Americans hardly need an excuse to display the flag, but few occasions bring the red, white and blue out in fuller force than our national birthday.
Jeane Kirkpatrick once said, “Americans need to face the truth about themselves, no matter how pleasant it is.” The truth is that the United States is an exceptional nation: It’s the world’s oldest and most stable capitalist democracy, older even than Great Britain, which did not become a mass democracy until the late 19th century.
It’s the first nation founded in an act of rebellion against a colonial power. It’s the first nation founded on the belief that the rights of man are inherent and God-given, and that the powers of government derive from the consent of the governed.
It’s the first nation to recognize that the powers of the state must be limited to those granted by the people and to recognize explicitly that the state was founded to secure their rights. It’s the first nation to be based on a separation of powers — to prevent any branch of government from gaining too much power — and the clear subordination of the military to civilian rule.
It’s also the first nation to have codified all of these understandings in a constitution that was publicly debated and democratically accepted.

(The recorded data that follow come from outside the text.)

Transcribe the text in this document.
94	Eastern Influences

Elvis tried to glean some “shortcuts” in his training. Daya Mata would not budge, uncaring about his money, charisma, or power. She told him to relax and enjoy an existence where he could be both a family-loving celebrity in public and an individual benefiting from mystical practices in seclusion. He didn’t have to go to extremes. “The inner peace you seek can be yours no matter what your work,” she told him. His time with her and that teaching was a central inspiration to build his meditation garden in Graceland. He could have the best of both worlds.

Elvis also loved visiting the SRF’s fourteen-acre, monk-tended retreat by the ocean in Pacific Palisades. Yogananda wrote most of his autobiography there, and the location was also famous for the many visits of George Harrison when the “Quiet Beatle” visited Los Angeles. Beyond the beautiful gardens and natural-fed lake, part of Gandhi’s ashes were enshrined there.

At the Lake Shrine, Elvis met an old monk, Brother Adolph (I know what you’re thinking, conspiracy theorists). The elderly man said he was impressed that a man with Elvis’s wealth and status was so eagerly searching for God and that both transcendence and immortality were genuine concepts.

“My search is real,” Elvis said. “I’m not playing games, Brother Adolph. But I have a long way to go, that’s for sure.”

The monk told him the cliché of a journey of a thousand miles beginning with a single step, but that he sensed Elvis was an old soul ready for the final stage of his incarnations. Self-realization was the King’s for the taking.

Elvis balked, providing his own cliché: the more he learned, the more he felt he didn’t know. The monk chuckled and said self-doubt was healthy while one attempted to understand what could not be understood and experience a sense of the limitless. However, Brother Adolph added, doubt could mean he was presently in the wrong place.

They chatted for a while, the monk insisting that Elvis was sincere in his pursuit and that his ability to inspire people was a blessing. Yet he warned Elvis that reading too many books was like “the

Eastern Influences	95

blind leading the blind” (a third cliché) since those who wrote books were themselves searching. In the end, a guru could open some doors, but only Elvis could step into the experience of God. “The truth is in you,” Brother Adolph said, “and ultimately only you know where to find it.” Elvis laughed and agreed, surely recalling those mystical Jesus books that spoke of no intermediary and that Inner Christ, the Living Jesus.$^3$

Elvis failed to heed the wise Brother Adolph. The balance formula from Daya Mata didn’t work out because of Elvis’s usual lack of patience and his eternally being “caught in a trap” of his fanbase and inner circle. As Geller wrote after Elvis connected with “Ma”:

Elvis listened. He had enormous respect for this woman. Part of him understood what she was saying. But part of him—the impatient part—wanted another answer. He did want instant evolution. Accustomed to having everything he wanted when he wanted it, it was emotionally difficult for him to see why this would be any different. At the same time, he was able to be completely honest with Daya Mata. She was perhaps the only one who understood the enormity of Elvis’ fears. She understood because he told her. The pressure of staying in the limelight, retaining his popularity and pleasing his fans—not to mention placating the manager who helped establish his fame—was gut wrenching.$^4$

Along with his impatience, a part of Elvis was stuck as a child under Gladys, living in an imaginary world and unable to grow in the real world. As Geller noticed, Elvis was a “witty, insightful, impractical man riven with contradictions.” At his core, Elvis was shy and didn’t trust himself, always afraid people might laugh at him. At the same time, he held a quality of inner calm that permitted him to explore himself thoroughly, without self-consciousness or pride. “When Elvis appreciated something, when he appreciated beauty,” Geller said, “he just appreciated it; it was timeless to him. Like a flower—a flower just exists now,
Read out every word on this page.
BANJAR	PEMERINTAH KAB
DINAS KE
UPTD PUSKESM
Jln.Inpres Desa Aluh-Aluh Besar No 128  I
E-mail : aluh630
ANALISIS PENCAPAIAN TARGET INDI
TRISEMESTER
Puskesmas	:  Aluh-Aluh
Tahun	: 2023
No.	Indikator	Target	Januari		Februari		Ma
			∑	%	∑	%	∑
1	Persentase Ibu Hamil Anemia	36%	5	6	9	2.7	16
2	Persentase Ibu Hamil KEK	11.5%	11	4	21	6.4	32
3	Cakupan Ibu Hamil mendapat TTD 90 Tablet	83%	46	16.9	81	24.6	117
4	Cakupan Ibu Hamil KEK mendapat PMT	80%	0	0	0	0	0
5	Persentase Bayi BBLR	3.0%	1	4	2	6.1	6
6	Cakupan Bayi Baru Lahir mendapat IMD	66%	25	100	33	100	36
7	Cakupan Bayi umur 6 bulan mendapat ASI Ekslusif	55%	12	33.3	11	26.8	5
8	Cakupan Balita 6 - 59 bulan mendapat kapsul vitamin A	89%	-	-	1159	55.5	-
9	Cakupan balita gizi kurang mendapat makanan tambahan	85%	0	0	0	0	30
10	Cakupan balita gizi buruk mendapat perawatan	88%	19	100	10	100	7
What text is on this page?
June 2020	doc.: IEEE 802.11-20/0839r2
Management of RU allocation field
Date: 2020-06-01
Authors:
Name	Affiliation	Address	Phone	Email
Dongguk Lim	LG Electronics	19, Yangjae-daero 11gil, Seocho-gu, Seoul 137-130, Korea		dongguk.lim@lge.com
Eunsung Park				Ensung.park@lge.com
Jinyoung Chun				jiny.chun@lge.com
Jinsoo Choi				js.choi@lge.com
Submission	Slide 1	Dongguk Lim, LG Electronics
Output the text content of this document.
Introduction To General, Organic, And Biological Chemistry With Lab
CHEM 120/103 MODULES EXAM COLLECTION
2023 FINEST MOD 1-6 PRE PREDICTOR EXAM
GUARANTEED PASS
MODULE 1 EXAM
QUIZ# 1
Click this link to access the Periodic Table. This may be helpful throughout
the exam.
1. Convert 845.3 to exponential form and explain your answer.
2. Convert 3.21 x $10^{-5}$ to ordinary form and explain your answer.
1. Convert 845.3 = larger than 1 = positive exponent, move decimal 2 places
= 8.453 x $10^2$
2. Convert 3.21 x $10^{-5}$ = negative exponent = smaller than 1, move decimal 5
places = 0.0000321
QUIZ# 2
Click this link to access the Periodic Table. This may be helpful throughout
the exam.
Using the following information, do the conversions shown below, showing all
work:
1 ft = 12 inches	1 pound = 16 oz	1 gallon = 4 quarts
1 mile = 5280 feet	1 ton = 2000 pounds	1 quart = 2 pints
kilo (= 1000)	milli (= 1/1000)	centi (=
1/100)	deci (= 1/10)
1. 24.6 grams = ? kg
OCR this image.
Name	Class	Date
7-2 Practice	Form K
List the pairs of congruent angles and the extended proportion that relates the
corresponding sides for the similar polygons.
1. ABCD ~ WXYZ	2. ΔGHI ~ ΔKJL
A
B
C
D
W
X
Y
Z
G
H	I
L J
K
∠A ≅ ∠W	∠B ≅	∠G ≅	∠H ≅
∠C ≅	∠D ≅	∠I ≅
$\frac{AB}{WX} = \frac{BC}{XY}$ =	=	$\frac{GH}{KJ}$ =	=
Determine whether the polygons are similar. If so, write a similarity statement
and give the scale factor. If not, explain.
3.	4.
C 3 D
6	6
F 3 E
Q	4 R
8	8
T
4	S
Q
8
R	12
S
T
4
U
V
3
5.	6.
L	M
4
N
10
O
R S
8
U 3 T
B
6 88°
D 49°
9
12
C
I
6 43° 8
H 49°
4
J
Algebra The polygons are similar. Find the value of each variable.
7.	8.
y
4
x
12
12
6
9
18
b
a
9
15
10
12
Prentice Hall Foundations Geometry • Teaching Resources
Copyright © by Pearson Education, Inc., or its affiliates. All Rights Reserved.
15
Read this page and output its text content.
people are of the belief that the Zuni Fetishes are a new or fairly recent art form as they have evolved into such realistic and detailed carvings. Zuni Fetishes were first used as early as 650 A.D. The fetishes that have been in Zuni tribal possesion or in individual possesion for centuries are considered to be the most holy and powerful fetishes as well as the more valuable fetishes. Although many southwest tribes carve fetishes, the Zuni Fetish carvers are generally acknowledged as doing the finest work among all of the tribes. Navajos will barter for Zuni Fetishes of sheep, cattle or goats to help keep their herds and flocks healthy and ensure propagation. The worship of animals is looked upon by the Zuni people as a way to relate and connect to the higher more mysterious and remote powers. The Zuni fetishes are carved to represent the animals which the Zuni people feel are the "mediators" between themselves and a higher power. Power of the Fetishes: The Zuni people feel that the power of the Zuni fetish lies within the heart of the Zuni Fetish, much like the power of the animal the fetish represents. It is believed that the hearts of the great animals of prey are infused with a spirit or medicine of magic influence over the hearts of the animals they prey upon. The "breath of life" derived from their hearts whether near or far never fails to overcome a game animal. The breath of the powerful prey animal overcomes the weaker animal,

Other nations share in some of these traditions, but precisely because the United States was founded — whereas nations such as England and France evolved — it stands, as the British writer G.K. Chesterton pointed out, as the only country in the world based on a creed.
This creed sets us apart. Nobel laureate V.S. Naipaul said America’s creed “is an immense human idea. It cannot be reduced to a fixed system. It cannot generate fanaticism. But it is known to exist. And because of that, other, more rigid systems in the end blow away.”
American patriotism is closely linked to American exceptionalism — to the belief that America’s founding marked an immensely hopeful turning point in the history of mankind, a radically new beginning in which “common” men would finally come into their own and be empowered to pursue happiness in any way they saw fit, however crude or vulgar it might appear to their “betters.”
On the Fourth of July, amid the barbecues and the fireworks, the games, the sales and the hoopla, we Americans recall our country’s founding, we renew our faith in its promise, and we offer up a silent prayer of thanks for living in this land of countless blessings and endless opportunities.
Just as we Americans celebrate the “immense human idea” behind our nation’s founding, so should we remember that September day when we were attacked and members of Congress stood on the steps of the Capitol and pledged unity to bring those responsible to justice.
Earlier generations have recalled Pearl Harbor, the USS Maine, Fort Sumter or Lexington and Concord. Our generation will remember the night of Sept. 11, when Republicans and Democrats, liberals and conservatives, spontaneously broke into a chorus of “God Bless America” to show the world that despite our differences — and they are many, they are real, and they continue to this day — we are family, we are one, and we will prevail.
That unity has subsequently been blurred by elections and the cut-and-thrust of politics, but patriotism and love of country live on in each of us, just below the surface. Never let us forget that day, and never let us forget that moment.
And while, in the heat of political battle, we naturally focus on the differences between liberals and conservatives, and their contrasting visions of our country’s future, it is important to remember that regardless of party or political philosophy, we are Americans, we love our country — and we are patriots.
- Ed Feulner is founder of the Heritage Foundation.